Companies in the social networking industry base their core competitive strategy on the participation and contributions of third parties, such as customers and application developers, according to a study by Pamplin College of Business professors Devi Gnyawali and Patrick Fan.
Gnyawali, an associate professor of management, and Fan, an associate professor of accounting and information systems, said their research on the distinctive strategies used by social media businesses and their impact is the first systematic empirical study of its kind.
The professors, along with doctoral student James Penner, have written an article about their work for a special “digital systems and competition” issue of Information Systems Research, one of the top journals in the field. The researchers said their findings should help managers develop appropriate strategies.
“A better understanding of the nature of competition and implications of competitive actions will allow managers to think in nuanced ways about how to successfully compete in this rapidly changing industry,” the researchers wrote.
Unlike traditional industries that build walls to protect advantages, Gynawali and Fan said digital media firms, and particularly social networking companies, employ a variety of actions with third-party developers and other outside parties to “co-create value.” Gynawali and Fan said social media firms do this in order to attract, retain, and satisfy their own users or customers and improve their companies’ performance.
The researchers examined competition in the social networking industry from two strategic perspectives: how firms “create perceived and real benefits for their users by engaging other parties as partners and contributors,” and the number and complexity of competitive moves.
Social networking firms create value, Gnyawali said, by leveraging the knowledge and expertise of third-party developers to develop applications that will help “entice, engage, and delight users.” They also create value by collaborating with other companies to develop and pursue new products, markets, and uses for existing applications and services.
Firms that adopt a complex strategy make it more difficult for their competitors to understand the intent and consequences of the various actions, the researchers argue.
“Moreover, because each type of action requires commitment of different types of resources, rivals find it very difficult to match a firm’s complex actions — which provides a window of advantage to the firm,” they write.
For instance, the researchers noted the rise of Facebook over MySpace in recent years. When it first debuted, MySpace grew tremendously — more than 300 percent in pageviews from November 2005 to November 2006 — as it expanded its music, photo, and video capabilities.
However, its growth has since slowed, while Facebook took competitive moves on multiple fronts: being more inclusive in membership, being the first to open the platform to allow co-development with third-party vendors, actively pursuing alliances, and continuously creating and improving services.
Social networking firms have changed the way people communicate and socialize with each other, the professors noted.
Departing from traditional computer-based communication systems for e-mail and online forums, companies such as Facebook, MySpace, LinkedIn, and Twitter use Web-based software to connect users with friends, family members, business partners, and others through several formats. These include text chat, video, file sharing, and blogging, in addition to mail and discussion groups.
Gnyawali specializes in studying how firms compete, collaborate, and create competitive advantage. Fan is a specialist in data mining, business intelligence, and social computing. The pair said they decided to focus on the social networking industry because of its unusual characteristics, the widespread popularity of its services, and its “explosive growth” over the past three years, which has made it “one of the most dynamic segments of the Web 2.0 industry.”
Gnyawali said that a 2008 Morgan Stanley report showed that six of the top 10 Internet sites were social. None had appeared on a similar 2005 list. The report also showed that Facebook and YouTube had more page views than Google or Yahoo.
The need for more scholarship on firms in the digital industry, which use the Internet and information technology to provide goods and services, was another reason for conducting the study. Fan said information systems scholars have examined the strategic roles information systems and information technology play in a firm, but “few scholars have systematically and holistically examined the digital industry’s competition dynamics.”
Gynawali said management scholars have extensively studied competition dynamics, but their research has focused on publicly traded companies in traditional industries.
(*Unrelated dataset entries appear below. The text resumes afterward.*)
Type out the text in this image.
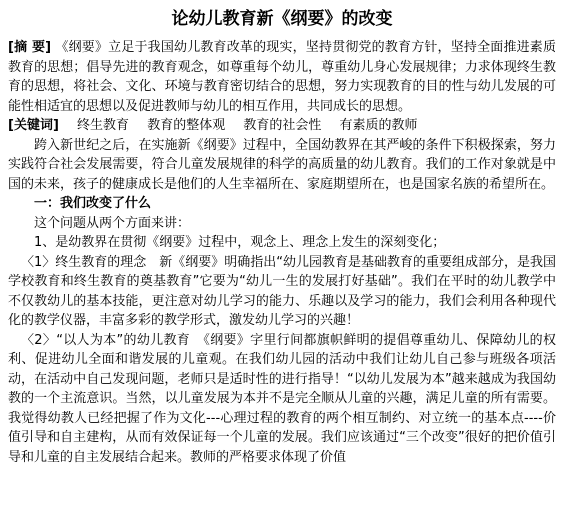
论幼儿教育新《纲要》的改变

[摘 要] 《纲要》立足于我国幼儿教育改革的现实，坚持贯彻党的教育方针，坚持全面推进素质教育的思想；倡导先进的教育观念，如尊重每个幼儿，尊重幼儿身心发展规律；力求体现终生教育的思想，将社会、文化、环境与教育密切结合的思想，努力实现教育的目的性与幼儿发展的可能性相适宜的思想以及促进教师与幼儿的相互作用，共同成长的思想。

[关键词] 终生教育 教育的整体观 教育的社会性 有素质的教师

跨入新世纪之后，在实施新《纲要》过程中，全国幼教界在其严峻的条件下积极探索，努力实践符合社会发展需要，符合儿童发展规律的科学的高质量的幼儿教育。我们的工作对象就是中国的未来，孩子的健康成长是他们的人生幸福所在、家庭期望所在，也是国家名族的希望所在。

一：我们改变了什么

这个问题从两个方面来讲：

1、是幼教界在贯彻《纲要》过程中，观念上、理念上发生的深刻变化；

〈1〉终生教育的理念　新《纲要》明确指出“幼儿园教育是基础教育的重要组成部分，是我国学校教育和终生教育的奠基教育”它要为“幼儿一生的发展打好基础”。我们在平时的幼儿教学中不仅教幼儿的基本技能，更注意对幼儿学习的能力、乐趣以及学习的能力，我们会利用各种现代化的教学仪器，丰富多彩的教学形式，激发幼儿学习的兴趣！

〈2〉“以人为本”的幼儿教育　《纲要》字里行间都旗帜鲜明的提倡尊重幼儿、保障幼儿的权利、促进幼儿全面和谐发展的儿童观。在我们幼儿园的活动中我们让幼儿自己参与班级各项活动，在活动中自己发现问题，老师只是适时性的进行指导！“以幼儿发展为本”越来越成为我国幼教的一个主流意识。当然，以儿童发展为本并不是完全顺从儿童的兴趣，满足儿童的所有需要。我觉得幼教人已经把握了作为文化---心理过程的教育的两个相互制约、对立统一的基本点----价值引导和自主建构，从而有效保证每一个儿童的发展。我们应该通过“三个改变”很好的把价值引导和儿童的自主发展结合起来。教师的严格要求体现了价值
“Thus, while newer forms of industries are emerging, and digital technologies are becoming very critical in these industries, we don’t know the ways in which firms in such emerging digital industries compete,” he said. “Our research addresses this critical issue.”
Nathan Latka, a rising junior majoring in finance from Leesburg, Va., shares the lessons he's learned while establishing social-media businesses.
According to the research conducted by Gnyawali and Fan, social networking sites have several distinct features:
Ongoing development and release of products and services: In traditional industries, new product development and testing often takes a significant amount of time and resources. Social networking firms engage in continuous development of new products and services and release them continuously through their websites.
Strong network effect: The more users a social networking firm has, the more resources will be created and shared, and the more benefits and value will be offered to its members. In addition, as their services are largely free, these firms look for revenue primarily from online advertising, which also benefits from a large user base.
Extensive value co-creation with vendors and users: Social networking firms depend heavily on their own members to create content — by posting content to their profiles, sharing information with friends, and engaging in other interactions. Applications created by third-party developers are valuable strategic assets for the firm, the researchers said, because they help enrich customers’ experiences and, in so doing, retain users.